At the beginning of the South African war a large quantity of these rations Was required. The Department had a difficulty in obtaining a supply, and the firm of Messrs. Maconcchie Brothers were asked to undertake this work. With the rations sent out to South Africa he had not to deal. They were probably exposed to some treatment in that country which explained why they went bad. But of the emergency rations remaining in this country 497,000 were found to be going bad. The contractors, under protest, agreed to replace them. They actually replaced 366,000 of the rations. When he came to the War Office they had yet to replace 131,000. As those emergency rations were perishable and it was doubtful whether they would last for two years, he thought it a more common-sense arrangement to get a sum of money down from the contractors rather than to ask them to replace the rations.
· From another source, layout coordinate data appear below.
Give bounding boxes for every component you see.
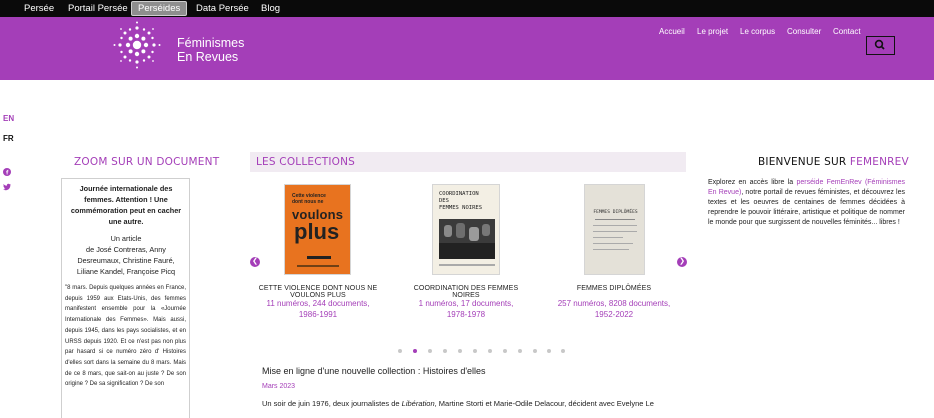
nav-le-corpus[interactable]: Le corpus xyxy=(740,27,775,36)
collection-stats-2: 1 numéros, 17 documents, xyxy=(418,299,514,308)
zoom-doc-authors: de José Contreras, Anny Desreumaux, Chri… xyxy=(76,245,176,276)
chevron-left-icon: ❮ xyxy=(252,258,258,265)
carousel-dot[interactable] xyxy=(547,349,551,353)
news-body: Un soir de juin 1976, deux journalistes … xyxy=(262,399,654,408)
site-header: Féminismes En Revues Accueil Le projet L… xyxy=(0,17,934,80)
cover-3-line-1: FEMMES DIPLÔMÉES xyxy=(593,210,638,215)
collections-header: LES COLLECTIONS xyxy=(250,152,686,172)
search-button[interactable] xyxy=(866,36,895,55)
chevron-right-icon: ❯ xyxy=(679,258,685,265)
collection-years-3: 1952-2022 xyxy=(594,310,634,319)
logo-icon[interactable] xyxy=(112,20,162,70)
cover-1-line-4: plus xyxy=(294,219,340,244)
carousel-dot[interactable] xyxy=(428,349,432,353)
lang-en[interactable]: EN xyxy=(3,114,14,123)
zoom-doc-type: Un article xyxy=(110,234,142,243)
cover-1-line-2: dont nous ne xyxy=(292,199,324,205)
carousel-dot-active[interactable] xyxy=(413,349,417,353)
nav-accueil[interactable]: Accueil xyxy=(659,27,685,36)
brand-name[interactable]: Féminismes En Revues xyxy=(177,36,244,64)
zoom-doc-excerpt: "8 mars. Depuis quelques années en Franc… xyxy=(65,285,186,388)
news-title[interactable]: Mise en ligne d'une nouvelle collection … xyxy=(262,366,486,376)
collection-name-2[interactable]: COORDINATION DES FEMMES NOIRES xyxy=(400,285,532,299)
carousel-dot[interactable] xyxy=(533,349,537,353)
collection-years-2: 1978-1978 xyxy=(446,310,486,319)
collection-stats-1: 11 numéros, 244 documents, xyxy=(266,299,370,308)
nav-contact[interactable]: Contact xyxy=(833,27,861,36)
news-body-post: , Martine Storti et Marie-Odile Delacour… xyxy=(434,399,654,408)
collection-cover-3[interactable]: FEMMES DIPLÔMÉES xyxy=(584,184,645,275)
collection-cover-2[interactable]: COORDINATION DES FEMMES NOIRES xyxy=(432,184,500,275)
search-icon xyxy=(874,39,885,50)
news-date: Mars 2023 xyxy=(262,383,296,390)
nav-consulter[interactable]: Consulter xyxy=(787,27,821,36)
nav-le-projet[interactable]: Le projet xyxy=(697,27,728,36)
collection-name-1[interactable]: CETTE VIOLENCE DONT NOUS NE VOULONS PLUS xyxy=(252,285,384,299)
zoom-card[interactable]: Journée internationale des femmes. Atten… xyxy=(61,178,190,418)
carousel-dot[interactable] xyxy=(473,349,477,353)
news-body-pre: Un soir de juin 1976, deux journalistes … xyxy=(262,399,402,408)
cover-2-line-2: DES xyxy=(439,198,449,204)
top-bar: Persée Portail Persée Perséides Data Per… xyxy=(0,0,934,17)
collections-title: LES COLLECTIONS xyxy=(256,156,356,168)
carousel-dot[interactable] xyxy=(518,349,522,353)
cover-2-line-3: FEMMES NOIRES xyxy=(439,205,483,211)
news-body-italic: Libération xyxy=(401,399,435,408)
zoom-doc-title[interactable]: Journée internationale des femmes. Atten… xyxy=(68,183,184,227)
carousel-prev-button[interactable]: ❮ xyxy=(250,257,260,267)
tab-data-persee[interactable]: Data Persée xyxy=(190,1,255,16)
cover-2-line-1: COORDINATION xyxy=(439,191,479,197)
carousel-dot[interactable] xyxy=(443,349,447,353)
welcome-title-prefix: BIENVENUE SUR xyxy=(758,156,850,168)
cover-2-photo xyxy=(439,219,495,259)
carousel-next-button[interactable]: ❯ xyxy=(677,257,687,267)
welcome-text-pre: Explorez en accès libre la xyxy=(708,179,797,186)
carousel-dot[interactable] xyxy=(488,349,492,353)
carousel-dot[interactable] xyxy=(561,349,565,353)
brand-line-1: Féminismes xyxy=(177,36,245,50)
carousel-dot[interactable] xyxy=(503,349,507,353)
zoom-title: ZOOM SUR UN DOCUMENT xyxy=(74,156,220,168)
collection-stats-3: 257 numéros, 8208 documents, xyxy=(557,299,671,308)
carousel-dot[interactable] xyxy=(398,349,402,353)
welcome-title-brand: FEMENREV xyxy=(849,156,909,168)
tab-perseides[interactable]: Perséides xyxy=(131,1,188,16)
collection-cover-1[interactable]: Cette violence dont nous ne voulons plus xyxy=(284,184,351,275)
collection-name-3[interactable]: FEMMES DIPLÔMÉES xyxy=(548,285,680,292)
tab-persee[interactable]: Persée xyxy=(18,1,60,16)
tab-portail-persee[interactable]: Portail Persée xyxy=(62,1,134,16)
brand-line-2: En Revues xyxy=(177,50,239,64)
welcome-title: BIENVENUE SUR FEMENREV xyxy=(758,156,909,168)
tab-blog[interactable]: Blog xyxy=(255,1,286,16)
collection-years-1: 1986-1991 xyxy=(298,310,338,319)
welcome-text: Explorez en accès libre la perséide FemE… xyxy=(708,178,905,228)
twitter-icon[interactable] xyxy=(3,183,11,191)
facebook-icon[interactable] xyxy=(3,168,11,176)
lang-fr[interactable]: FR xyxy=(3,134,14,143)
carousel-dot[interactable] xyxy=(458,349,462,353)
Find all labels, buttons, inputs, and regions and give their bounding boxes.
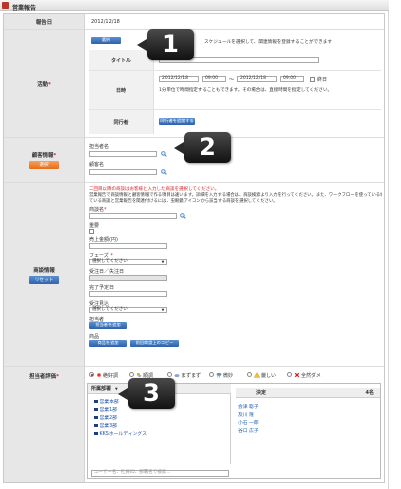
order-date-input[interactable] [89,275,167,281]
cross-icon [294,372,300,377]
deal-label-cell: 商談情報 リセット [4,183,85,366]
sun-cloud-icon [136,372,142,377]
important-label: 重要 [89,223,100,229]
report-date-label: 報告日 [35,19,53,26]
order-prospect-select[interactable]: 選択してください ▼ [89,307,167,313]
callout-3: 3 [118,378,175,409]
companion-label: 同行者 [89,110,154,134]
activity-select-button[interactable]: 選択 [91,37,121,44]
customer-label: 顧客情報* [31,153,57,159]
eval-radio-0[interactable] [89,372,94,377]
completion-date-label: 完了予定日 [89,285,115,291]
activity-title-row: タイトル [89,50,381,71]
cloud-icon [174,373,180,377]
customer-name-label: 顧客名 [89,162,105,168]
decided-header-label: 決定 [256,390,267,396]
add-companion-button[interactable]: 同行者を追加する [159,118,195,125]
evaluation-label: 担当者評価* [29,374,59,380]
deal-notice-3: ている商談と営業報告を関連付けるには、虫眼鏡アイコンから該当する商談を選択してく… [89,199,278,204]
start-time-input[interactable]: 09:00 [202,76,226,82]
app-icon [2,2,9,9]
allday-label: 終日 [317,77,328,83]
deal-reset-button[interactable]: リセット [29,275,59,284]
companion-row: 同行者 同行者を追加する [89,110,381,134]
deal-label: 商談情報 [33,267,55,274]
warning-icon [254,371,260,378]
person-2[interactable]: 小石 一郎 [238,419,259,426]
eval-label-5: 全然ダメ [301,373,321,379]
user-search-input[interactable]: ユーザー名、社員ID、部署名で検索... [91,470,229,477]
tree-item-0[interactable]: 営業本部 [94,398,119,405]
end-time-input[interactable]: 09:00 [280,76,304,82]
eval-radio-5[interactable] [287,372,292,377]
person-1[interactable]: 及川 隆 [238,411,254,418]
chevron-down-icon: ▼ [161,308,165,312]
important-checkbox[interactable] [89,229,94,234]
tree-item-2[interactable]: 営業2部 [94,414,117,421]
customer-search-icon[interactable] [161,169,167,175]
contact-name-label: 担当者名 [89,144,110,150]
deal-row: 商談情報 リセット 二回目以降の商談はお客様と入力した商談を選択してください。 … [4,183,384,367]
decided-header: 決定 4名 [236,388,380,398]
activity-label: 活動* [37,81,51,88]
sales-amount-input[interactable] [89,243,167,249]
eval-radio-4[interactable] [247,372,252,377]
copy-previous-product-button[interactable]: 前回商談上のコピー [130,340,179,347]
chevron-down-icon: ▼ [161,260,165,264]
deal-search-icon[interactable] [180,213,186,219]
deal-name-input[interactable] [89,213,177,219]
start-date-input[interactable]: 2012/12/18 [159,76,199,82]
activity-row: 活動* 選択 スケジュールを選択して、関連情報を登録することができます タイトル… [4,30,384,138]
eval-label-2: まずまず [181,373,202,379]
add-staff-button[interactable]: 担当者を追加 [89,322,127,329]
allday-checkbox[interactable] [310,76,315,82]
sales-amount-label: 売上金額(円) [89,237,118,243]
tree-item-1[interactable]: 営業1部 [94,406,117,413]
activity-datetime-label: 日時 [89,71,154,109]
eval-label-0: 絶好調 [103,373,119,379]
product-label: 商品 [89,334,100,340]
app-window: 営業報告 報告日 2012/12/18 活動* 選択 スケジュールを選択して、関… [0,0,389,489]
add-product-button[interactable]: 商品を追加 [89,340,127,347]
person-3[interactable]: 谷口 広子 [238,427,259,434]
phase-select[interactable]: 選択してください ▼ [89,259,167,265]
customer-label-cell: 顧客情報* 選択 [4,138,85,182]
window-titlebar: 営業報告 [0,0,389,12]
order-date-label: 受注日／失注日 [89,269,125,275]
activity-title-label: タイトル [89,50,154,70]
decided-count: 4名 [365,390,374,396]
time-hint: 1分単位で時間指定することもできます。その場合は、直接時間を指定してください。 [159,88,332,93]
eval-radio-1[interactable] [129,372,134,377]
contact-name-input[interactable] [89,151,157,157]
eval-label-4: 厳しい [261,373,277,379]
eval-label-3: 微妙 [223,373,234,379]
rain-icon [216,372,222,377]
evaluation-label-cell: 担当者評価* [4,367,85,482]
person-0[interactable]: 会津 聡子 [238,403,259,410]
eval-radio-2[interactable] [167,372,172,377]
customer-name-input[interactable] [89,169,157,175]
completion-date-input[interactable] [89,291,167,297]
contact-search-icon[interactable] [161,151,167,157]
sun-icon [97,372,101,377]
eval-radio-3[interactable] [209,372,214,377]
tree-item-4[interactable]: KKSホールディングス [94,430,147,437]
callout-2: 2 [174,132,231,163]
order-prospect-label: 受注見込 [89,301,110,307]
activity-select-hint: スケジュールを選択して、関連情報を登録することができます [204,40,332,45]
customer-select-button[interactable]: 選択 [29,161,59,169]
report-date-row: 報告日 2012/12/18 [4,14,384,30]
end-date-input[interactable]: 2012/12/18 [237,76,277,82]
tree-item-3[interactable]: 営業3部 [94,422,117,429]
range-separator: ～ [229,77,235,83]
evaluation-row: 担当者評価* 絶好調 順調 まずまず 微妙 厳しい 全然ダメ 所属部署 ▼ 営業… [4,367,384,482]
report-date-value: 2012/12/18 [91,19,120,25]
report-form: 報告日 2012/12/18 活動* 選択 スケジュールを選択して、関連情報を登… [3,13,385,483]
report-date-label-cell: 報告日 [4,14,85,29]
activity-datetime-row: 日時 2012/12/18 09:00 ～ 2012/12/18 09:00 終… [89,71,381,110]
activity-label-cell: 活動* [4,30,85,137]
window-title: 営業報告 [12,4,37,12]
callout-1: 1 [137,29,194,60]
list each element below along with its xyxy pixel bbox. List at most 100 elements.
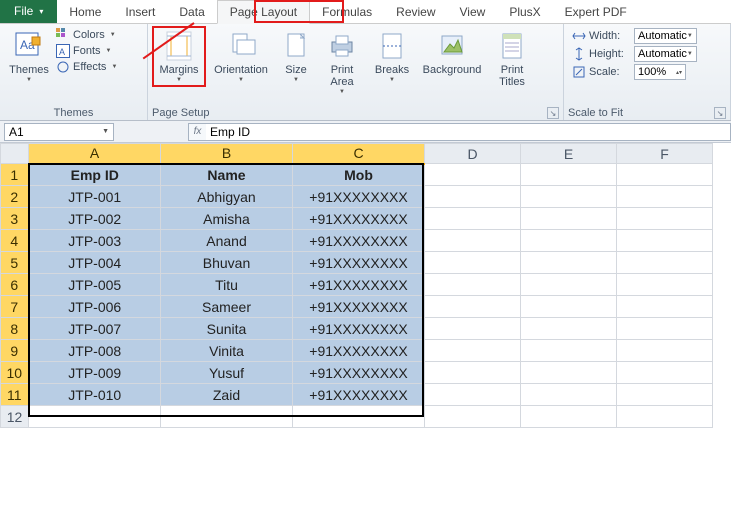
cell[interactable] <box>521 274 617 296</box>
cell[interactable] <box>521 384 617 406</box>
cell[interactable] <box>521 208 617 230</box>
cell[interactable]: JTP-009 <box>29 362 161 384</box>
cell[interactable]: JTP-003 <box>29 230 161 252</box>
cell[interactable] <box>521 296 617 318</box>
print-area-button[interactable]: Print Area ▼ <box>318 26 366 97</box>
cell[interactable] <box>617 384 713 406</box>
cell[interactable] <box>425 208 521 230</box>
cell[interactable]: +91XXXXXXXX <box>293 384 425 406</box>
orientation-button[interactable]: Orientation ▼ <box>208 26 274 85</box>
margins-button[interactable]: Margins ▼ <box>152 26 206 87</box>
cell[interactable]: Mob <box>293 164 425 186</box>
row-header[interactable]: 10 <box>1 362 29 384</box>
row-header[interactable]: 4 <box>1 230 29 252</box>
cell[interactable]: +91XXXXXXXX <box>293 318 425 340</box>
dialog-launcher-icon[interactable]: ↘ <box>714 107 726 119</box>
colors-button[interactable]: Colors ▼ <box>56 28 117 42</box>
cell[interactable]: Emp ID <box>29 164 161 186</box>
cell[interactable]: JTP-002 <box>29 208 161 230</box>
cell[interactable]: Amisha <box>161 208 293 230</box>
row-header[interactable]: 2 <box>1 186 29 208</box>
cell[interactable]: Vinita <box>161 340 293 362</box>
row-header[interactable]: 1 <box>1 164 29 186</box>
cell[interactable] <box>617 274 713 296</box>
cell[interactable]: Titu <box>161 274 293 296</box>
cell[interactable]: JTP-007 <box>29 318 161 340</box>
cell[interactable] <box>521 406 617 428</box>
cell[interactable] <box>425 362 521 384</box>
row-header[interactable]: 5 <box>1 252 29 274</box>
col-header-a[interactable]: A <box>29 144 161 164</box>
cell[interactable] <box>521 164 617 186</box>
cell[interactable] <box>617 406 713 428</box>
row-header[interactable]: 9 <box>1 340 29 362</box>
tab-insert[interactable]: Insert <box>113 1 167 23</box>
cell[interactable] <box>425 318 521 340</box>
col-header-f[interactable]: F <box>617 144 713 164</box>
cell[interactable]: Name <box>161 164 293 186</box>
cell[interactable] <box>521 318 617 340</box>
row-header[interactable]: 11 <box>1 384 29 406</box>
cell[interactable]: Yusuf <box>161 362 293 384</box>
print-titles-button[interactable]: Print Titles <box>488 26 536 90</box>
cell[interactable]: Sunita <box>161 318 293 340</box>
col-header-b[interactable]: B <box>161 144 293 164</box>
col-header-e[interactable]: E <box>521 144 617 164</box>
fonts-button[interactable]: A Fonts ▼ <box>56 44 117 58</box>
cell[interactable]: +91XXXXXXXX <box>293 208 425 230</box>
cell[interactable] <box>425 296 521 318</box>
cell[interactable] <box>617 186 713 208</box>
dialog-launcher-icon[interactable]: ↘ <box>547 107 559 119</box>
cell[interactable]: +91XXXXXXXX <box>293 230 425 252</box>
cell[interactable]: +91XXXXXXXX <box>293 252 425 274</box>
cell[interactable]: +91XXXXXXXX <box>293 274 425 296</box>
cell[interactable]: +91XXXXXXXX <box>293 296 425 318</box>
tab-plusx[interactable]: PlusX <box>497 1 552 23</box>
file-tab[interactable]: File ▾ <box>0 0 57 23</box>
cell[interactable]: Abhigyan <box>161 186 293 208</box>
height-control[interactable]: Height: Automatic▼ <box>572 46 697 62</box>
cell[interactable] <box>617 362 713 384</box>
cell[interactable] <box>521 340 617 362</box>
cell[interactable]: Bhuvan <box>161 252 293 274</box>
cell[interactable] <box>425 164 521 186</box>
cell[interactable] <box>425 384 521 406</box>
col-header-d[interactable]: D <box>425 144 521 164</box>
cell[interactable] <box>617 340 713 362</box>
cell[interactable]: Anand <box>161 230 293 252</box>
cell[interactable] <box>425 406 521 428</box>
cell[interactable]: Zaid <box>161 384 293 406</box>
cell[interactable] <box>161 406 293 428</box>
formula-input[interactable]: Emp ID <box>206 123 731 141</box>
row-header[interactable]: 8 <box>1 318 29 340</box>
cell[interactable] <box>617 318 713 340</box>
themes-button[interactable]: Aa Themes ▼ <box>4 26 54 85</box>
cell[interactable] <box>425 230 521 252</box>
cell[interactable] <box>617 252 713 274</box>
cell[interactable]: JTP-006 <box>29 296 161 318</box>
tab-view[interactable]: View <box>448 1 498 23</box>
cell[interactable]: JTP-008 <box>29 340 161 362</box>
row-header[interactable]: 3 <box>1 208 29 230</box>
cell[interactable] <box>617 208 713 230</box>
cell[interactable]: +91XXXXXXXX <box>293 340 425 362</box>
tab-review[interactable]: Review <box>384 1 447 23</box>
row-header[interactable]: 12 <box>1 406 29 428</box>
tab-expert-pdf[interactable]: Expert PDF <box>553 1 639 23</box>
cell[interactable] <box>29 406 161 428</box>
cell[interactable] <box>617 296 713 318</box>
cell[interactable] <box>293 406 425 428</box>
cell[interactable] <box>521 252 617 274</box>
col-header-c[interactable]: C <box>293 144 425 164</box>
width-value-box[interactable]: Automatic▼ <box>634 28 697 44</box>
cell[interactable]: +91XXXXXXXX <box>293 362 425 384</box>
width-control[interactable]: Width: Automatic▼ <box>572 28 697 44</box>
select-all-corner[interactable] <box>1 144 29 164</box>
cell[interactable] <box>521 186 617 208</box>
cell[interactable]: +91XXXXXXXX <box>293 186 425 208</box>
effects-button[interactable]: Effects ▼ <box>56 60 117 74</box>
scale-value-box[interactable]: 100%▴▾ <box>634 64 686 80</box>
cell[interactable] <box>617 230 713 252</box>
row-header[interactable]: 7 <box>1 296 29 318</box>
cell[interactable]: JTP-004 <box>29 252 161 274</box>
It was estimated that it would probably cost the contractors £3,000 to replace the rations, and therefore he thought he was driving a good bargain for the public when he agreed to take £2,500 instead of the 131,000 rations which were not wanted and could not be used. He was perfectly satisfied in his own mind that so far as the public was concerned he did drive a good bargain, and that so far as the contractors was concerned it was perhaps rather a hard bargain.

The hon. Member asked him whether he would remove the firm from the list. It was no part of his duty to defend the firm; he had enough to do to defend his own Department. He knew that the hon. Member would not willingly do injustice to any person under any cirstances. It was very doubtful whether it was possible to make emergency rations which would last for two years, and, therefore, so far as Messrs. Maconochie were concerned, he thought it would not be fair to strike the name of the firm off the list because they had failed to do that. No meat and vegetable rations went bad in this country. They went bad in South Africa, where they were subjected to treatment which made their going bad reasonable. He would point out that of the meat and vegetable rations supplied by other firms 16 per cent, went bad and had to he destroyed, while only 8 per cent, of those supplied by the Maconochie firm went bad and had to be destroyed. He thought, therefore, the House would agree that it would not be doing an act of justice if the firm were struck off the list. As to the suggestion that the matter should be referred to the Royal Commission, of course the Royal Commission could go into it if they desired; but as the whole question had been fully investigated by the Public Accounts Committee he thought that would be an unnecessary proceeding on their part.

MAJOR SEELY

(Isle of Wight) said the hon. Member opposite had made an appeal to the service Members of the House. He did not propose to deal with the financial aspect of the question. It was not his business to defend the hon. Member, but as the question of the quality of the goods had been raised he thought it was only fair to say that he had lived upon the emergency rations for some time in South Africa, and that they were very good indeed.

MR. AUSTEN CHAMBEELAIN

said he desired to express his personal sense of the value of the work which was done by the Public Accounts Committee, and also of the courtesy and care which the light hon. Gentleman the Member for Walsall brought to bear in the discharge, of his duties as chairman.

Question put, and agreed to.

Ordered, "That the four Reports of the Public Accounts Committee be now taken into consideration."—(Sir A. Hayter.)